Prove cos (5π/7) + cos (3π/7) + cos (π/7) = 1/2?

Consider the roots of x^7 + 1 = 0. They are e^iπ/7, e^i3π/7, ... , e^i13π/7 and must have sum zero since there is no x^6 term. Hence, in particular, their real parts sum to zero. But cos7π/7 = - 1 and the others are equal in pairs, because cos(2π - x) = cos x. So we get cos π/7 + cos 3π/7 + cos 5π/7 = 1/2. Finally since cos(π - x) = - cos x, cos 5π/7 = - cos 2π/7.

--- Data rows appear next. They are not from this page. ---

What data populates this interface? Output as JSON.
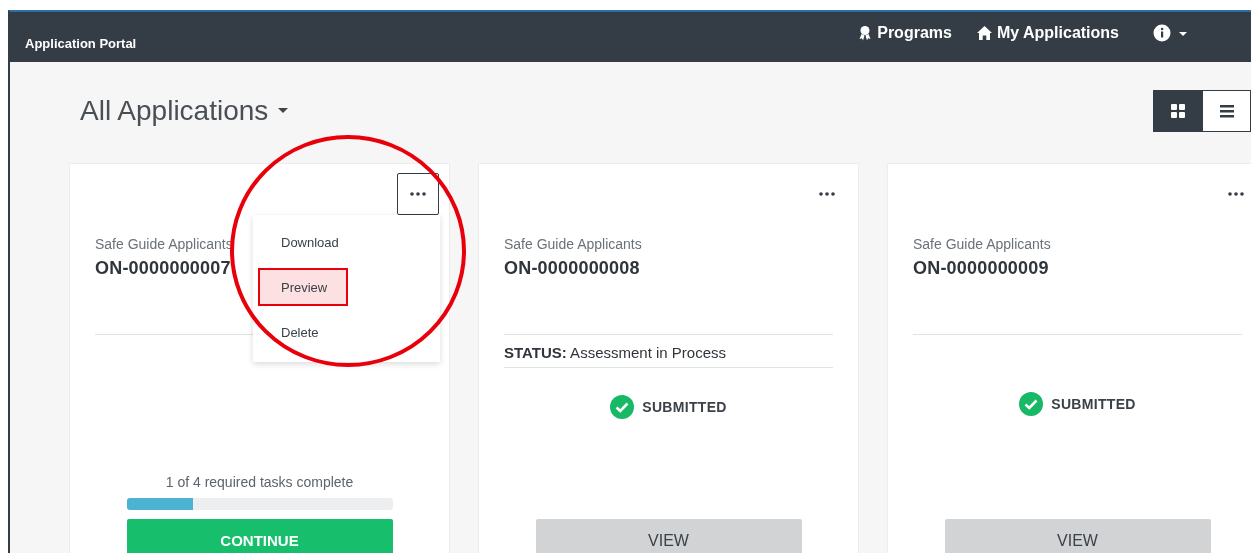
{
  "navbar": {
    "title": "Application Portal",
    "links": [
      {
        "label": "Programs",
        "kind": "award"
      },
      {
        "label": "My Applications",
        "kind": "home"
      }
    ]
  },
  "header": {
    "title": "All Applications",
    "view_toggle": [
      {
        "kind": "grid",
        "selected": true
      },
      {
        "kind": "list",
        "selected": false
      }
    ]
  },
  "cards": [
    {
      "program": "Safe Guide Applicants",
      "id": "ON-0000000007",
      "menu_open": true,
      "menu": [
        {
          "label": "Download",
          "highlighted": false
        },
        {
          "label": "Preview",
          "highlighted": true
        },
        {
          "label": "Delete",
          "highlighted": false
        }
      ],
      "progress": {
        "text": "1 of 4 required tasks complete",
        "level": 0.25
      },
      "button": {
        "label": "CONTINUE",
        "kind": "primary"
      }
    },
    {
      "program": "Safe Guide Applicants",
      "id": "ON-0000000008",
      "menu_open": false,
      "status": "**STATUS:** Assessment in Process",
      "badge": "SUBMITTED",
      "button": {
        "label": "VIEW",
        "kind": "secondary"
      }
    },
    {
      "program": "Safe Guide Applicants",
      "id": "ON-0000000009",
      "menu_open": false,
      "badge": "SUBMITTED",
      "button": {
        "label": "VIEW",
        "kind": "secondary"
      }
    }
  ]
}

Let me tell you what I'm thinking, and perhaps you can construct a proof out of it:

If you visualize a regular heptagon (7-sided polygon) inscribed in the unit circle with one of vertices at (0,Pi), then this polygon has vertices at each of the points you're intrested in: Pi/7, 3Pi/7, 5Pi/7, as well as -Pi/7, -3Pi/7, and -5Pi/7.

Well, if you take the sum of the cosine of each vertex in this heptagon, you *should* get zero. This is sticky in my mind right now, because I'm not 100% sure how to show this, but perhaps you have a good idea for it. If this is the case, then the proof becomes simple, because cos(Pi/7)+cos(3Pi/7)+cos(5Pi/7)= cos(-Pi/7)+cos(-3Pi/7)+cos(-5Pi/7),

and cos(Pi) = -1. So, the two sums above must both equal 1/2.

maybe this helps? Good Luck!